В поселке нашем хватает чудаков, но эти двое самые заметные. Федьку вот почему парашютистом прозвали? В армии так-то он в танковых служил, механиком. К самолетам никакого отношения не имеет и к десанту тоже. Все из-за его хронической невезухи — нельзя ему на высоту забираться, непременно сверзнется, но при этом чудесным образом останется живой и невредимый. Отряхнется, помотает вихрастой башкой и дальше пойдет. Потому и парашютист.
Крышу в избе надо было латать, так Галка его не пустила, вдруг в этот раз парашют не раскроется? На кой ей муж калека? Берегла его. Какой-никакой, а свой, семь лет вместе. Пригласила она мастеров из райцентра, а ему бутылку в зубы и долой со двора. Все одно напьется с агрономом.
Агроном этот, его лепший друг — Степан Сергеевич. Так официально к нему обращаются не из-за уважения к возрасту, а потому что из города приехал. Там-то он на агронома и выучился. Вроде городской, а как выпьет от нашего не отличить. Фамилия его Девяточка, так уж нарекли. Прозвища у нас только своим даются, как родным. За дело, но ласково, без издевки.
Возраста они с Федькой одного, обоим тридцатник, у обоих жены деревенские, крутого нрава бабы как водится, потому что все хозяйство на них. Но им ласка тоже требуется, разве ж они не люди? Елена своего агронома почитай днем не видит, он или на работе, что редко случается, «оно ж само растет, что с ним станется», или с Федькой пропадает на рыбалке. А там пиво-водка. Где вы без этого рыбалку видели? Если домой к ночи явится, и то счастье. Галина, подруга ее давняя в том же незавидном положении с Парашютистом обретается.
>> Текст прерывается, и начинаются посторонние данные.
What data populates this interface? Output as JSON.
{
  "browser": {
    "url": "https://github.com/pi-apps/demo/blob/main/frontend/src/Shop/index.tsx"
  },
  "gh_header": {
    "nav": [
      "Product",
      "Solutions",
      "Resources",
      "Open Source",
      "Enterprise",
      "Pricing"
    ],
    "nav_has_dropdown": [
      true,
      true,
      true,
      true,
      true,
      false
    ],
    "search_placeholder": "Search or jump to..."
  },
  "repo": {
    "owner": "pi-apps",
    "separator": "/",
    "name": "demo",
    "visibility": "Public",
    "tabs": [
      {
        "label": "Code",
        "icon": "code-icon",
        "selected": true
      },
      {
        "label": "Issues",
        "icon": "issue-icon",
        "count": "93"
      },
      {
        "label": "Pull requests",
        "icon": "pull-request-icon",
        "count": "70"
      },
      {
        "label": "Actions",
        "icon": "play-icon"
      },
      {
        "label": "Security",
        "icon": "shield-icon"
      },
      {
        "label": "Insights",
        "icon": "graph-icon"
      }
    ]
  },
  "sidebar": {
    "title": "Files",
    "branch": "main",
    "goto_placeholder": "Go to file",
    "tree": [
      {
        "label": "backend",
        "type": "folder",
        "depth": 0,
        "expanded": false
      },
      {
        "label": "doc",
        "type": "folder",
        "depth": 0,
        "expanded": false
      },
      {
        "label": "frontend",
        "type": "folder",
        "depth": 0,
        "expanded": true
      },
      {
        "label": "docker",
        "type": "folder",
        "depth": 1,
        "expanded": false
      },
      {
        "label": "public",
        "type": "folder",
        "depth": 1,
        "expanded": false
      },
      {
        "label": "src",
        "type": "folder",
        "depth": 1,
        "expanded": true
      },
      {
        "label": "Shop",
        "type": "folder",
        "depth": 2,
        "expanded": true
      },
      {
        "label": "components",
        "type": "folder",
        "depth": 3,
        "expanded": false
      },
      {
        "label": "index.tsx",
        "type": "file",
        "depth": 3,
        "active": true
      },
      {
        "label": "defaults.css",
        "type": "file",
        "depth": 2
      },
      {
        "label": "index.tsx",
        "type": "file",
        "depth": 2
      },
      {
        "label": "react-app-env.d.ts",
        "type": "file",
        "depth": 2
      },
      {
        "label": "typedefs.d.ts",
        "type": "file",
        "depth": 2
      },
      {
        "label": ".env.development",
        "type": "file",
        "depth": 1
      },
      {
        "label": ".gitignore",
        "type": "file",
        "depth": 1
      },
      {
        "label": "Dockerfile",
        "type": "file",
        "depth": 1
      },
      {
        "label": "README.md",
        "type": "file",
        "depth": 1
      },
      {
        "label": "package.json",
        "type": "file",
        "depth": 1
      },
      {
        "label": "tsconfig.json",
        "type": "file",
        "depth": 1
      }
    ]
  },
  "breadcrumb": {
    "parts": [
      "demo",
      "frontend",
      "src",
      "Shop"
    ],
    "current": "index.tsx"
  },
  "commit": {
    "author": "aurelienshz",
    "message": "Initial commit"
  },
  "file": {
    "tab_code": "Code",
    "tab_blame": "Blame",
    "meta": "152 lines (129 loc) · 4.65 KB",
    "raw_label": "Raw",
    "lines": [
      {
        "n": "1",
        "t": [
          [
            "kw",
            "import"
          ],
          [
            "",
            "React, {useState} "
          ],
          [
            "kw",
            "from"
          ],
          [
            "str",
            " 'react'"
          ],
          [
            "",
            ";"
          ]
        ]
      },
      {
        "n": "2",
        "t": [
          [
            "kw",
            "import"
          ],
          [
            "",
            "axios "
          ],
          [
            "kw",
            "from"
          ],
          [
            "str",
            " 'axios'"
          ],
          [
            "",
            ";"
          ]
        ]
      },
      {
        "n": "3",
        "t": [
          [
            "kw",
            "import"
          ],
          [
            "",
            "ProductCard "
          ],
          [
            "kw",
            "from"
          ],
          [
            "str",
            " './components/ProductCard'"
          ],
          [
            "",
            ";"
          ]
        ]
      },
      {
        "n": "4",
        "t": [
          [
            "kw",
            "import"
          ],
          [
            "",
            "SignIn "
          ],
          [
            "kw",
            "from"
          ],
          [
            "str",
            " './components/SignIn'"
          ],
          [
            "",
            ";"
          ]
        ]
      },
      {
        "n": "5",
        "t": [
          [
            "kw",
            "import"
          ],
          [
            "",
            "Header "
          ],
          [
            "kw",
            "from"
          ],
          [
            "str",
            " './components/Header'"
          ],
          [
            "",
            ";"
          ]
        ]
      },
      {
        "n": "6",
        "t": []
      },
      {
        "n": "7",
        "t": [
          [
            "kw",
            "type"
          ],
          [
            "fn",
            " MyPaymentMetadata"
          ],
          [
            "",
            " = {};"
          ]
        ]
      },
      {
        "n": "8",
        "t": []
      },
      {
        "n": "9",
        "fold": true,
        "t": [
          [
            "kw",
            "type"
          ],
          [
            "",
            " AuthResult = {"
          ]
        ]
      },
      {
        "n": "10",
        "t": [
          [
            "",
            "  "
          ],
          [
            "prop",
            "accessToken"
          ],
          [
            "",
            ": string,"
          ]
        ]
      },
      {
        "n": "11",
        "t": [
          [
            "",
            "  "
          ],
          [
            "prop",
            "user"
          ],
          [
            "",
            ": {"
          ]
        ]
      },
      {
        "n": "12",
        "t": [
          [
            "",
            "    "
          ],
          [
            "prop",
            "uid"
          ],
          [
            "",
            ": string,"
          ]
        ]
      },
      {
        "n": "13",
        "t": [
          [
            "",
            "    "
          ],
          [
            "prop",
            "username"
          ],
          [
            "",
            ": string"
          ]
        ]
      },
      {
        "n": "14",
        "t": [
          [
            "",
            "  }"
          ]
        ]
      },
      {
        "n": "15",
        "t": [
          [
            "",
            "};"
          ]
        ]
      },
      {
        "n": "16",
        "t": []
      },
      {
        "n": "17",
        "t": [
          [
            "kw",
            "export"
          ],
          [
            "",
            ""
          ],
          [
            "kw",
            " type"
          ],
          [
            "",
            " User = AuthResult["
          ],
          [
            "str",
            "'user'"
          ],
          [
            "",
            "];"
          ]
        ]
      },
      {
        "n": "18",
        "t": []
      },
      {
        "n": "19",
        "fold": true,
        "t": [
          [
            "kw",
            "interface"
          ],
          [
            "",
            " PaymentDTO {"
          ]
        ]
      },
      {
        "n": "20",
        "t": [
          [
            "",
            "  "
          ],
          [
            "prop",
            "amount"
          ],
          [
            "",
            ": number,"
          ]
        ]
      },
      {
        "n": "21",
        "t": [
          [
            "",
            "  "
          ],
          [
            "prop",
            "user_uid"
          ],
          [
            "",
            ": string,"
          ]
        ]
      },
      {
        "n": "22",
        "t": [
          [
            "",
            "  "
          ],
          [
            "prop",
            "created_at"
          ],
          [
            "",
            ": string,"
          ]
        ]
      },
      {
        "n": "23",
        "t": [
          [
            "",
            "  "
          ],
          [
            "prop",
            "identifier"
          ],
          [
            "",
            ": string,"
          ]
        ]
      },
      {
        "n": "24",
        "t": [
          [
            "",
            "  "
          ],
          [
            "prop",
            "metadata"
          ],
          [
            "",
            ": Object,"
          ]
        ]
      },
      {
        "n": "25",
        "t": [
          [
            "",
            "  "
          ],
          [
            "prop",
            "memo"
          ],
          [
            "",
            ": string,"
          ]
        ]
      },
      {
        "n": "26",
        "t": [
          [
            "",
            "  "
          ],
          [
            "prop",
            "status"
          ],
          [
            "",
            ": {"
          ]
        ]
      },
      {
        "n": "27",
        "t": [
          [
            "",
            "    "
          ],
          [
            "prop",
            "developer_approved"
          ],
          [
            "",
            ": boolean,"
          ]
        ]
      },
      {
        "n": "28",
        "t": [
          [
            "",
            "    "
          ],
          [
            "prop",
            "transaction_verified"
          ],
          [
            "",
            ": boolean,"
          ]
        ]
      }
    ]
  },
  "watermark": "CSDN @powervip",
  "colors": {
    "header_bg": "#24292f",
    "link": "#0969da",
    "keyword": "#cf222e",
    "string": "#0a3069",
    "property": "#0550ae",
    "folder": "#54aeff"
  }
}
Так и жили, как и многие у нас, но однажды все изменилось.
***
—. .. А она как замахнется! — Федька со свистом рассек воздух длинным удилищем и внимательно проследил, как далеко плюхнется поплавок. — Но бить не стала. Руки у нее опустились, села она на кровать и будто постарела сразу на десяток лет. Жалко мне ее стало, веришь, нет?
Степан Сергеевич покивал, не отрывая взгляда от оранжевой точки на середине реки.
— Непутевый ты, говорит, никчемный. Пить только и умеешь. Променяю тебя на другого, взвоешь ведь. Я ей — Галюнь, ты чего? Подбираюсь ближе, чтоб значит, приголубить, но с опаской. Вдруг передумает и треснет? Нет, обошлось. Я ее глажу, а она сырость развела, всхлипывает. Тут и меня проняло, Сергеич, по самую душу. Аж в носу защипало. Стою и так про себя думаю: тварь я дрожащая иль право имею?
Степан Сергеевич отвлекся от созерцания поплавка.
— Ты что удумал, болезный? Жену порешить?
Федька округлил глаза и зашлепал ртом что твой карась на воздухе. От изумления все слова забыл кроме матерных.
— Ты че, бля, Сергеич? В бога душу мать, да ни в жисть!
— Тогда что ты про тварь-то? Так-то в той книжке студент старуху топором жизни лишил.
Парашютист только рукой махнул.
— Не знаю я про студента. Слышал где-то, понравилось. Сказано так внушительно и словцо крепкое. Тварь. Как удар по роже. Так вот. Что же это я, сукин сын, думаю, жену свою до точки довел? Она же мне жена, а не хвост поросячий. Прозрение у меня произошло.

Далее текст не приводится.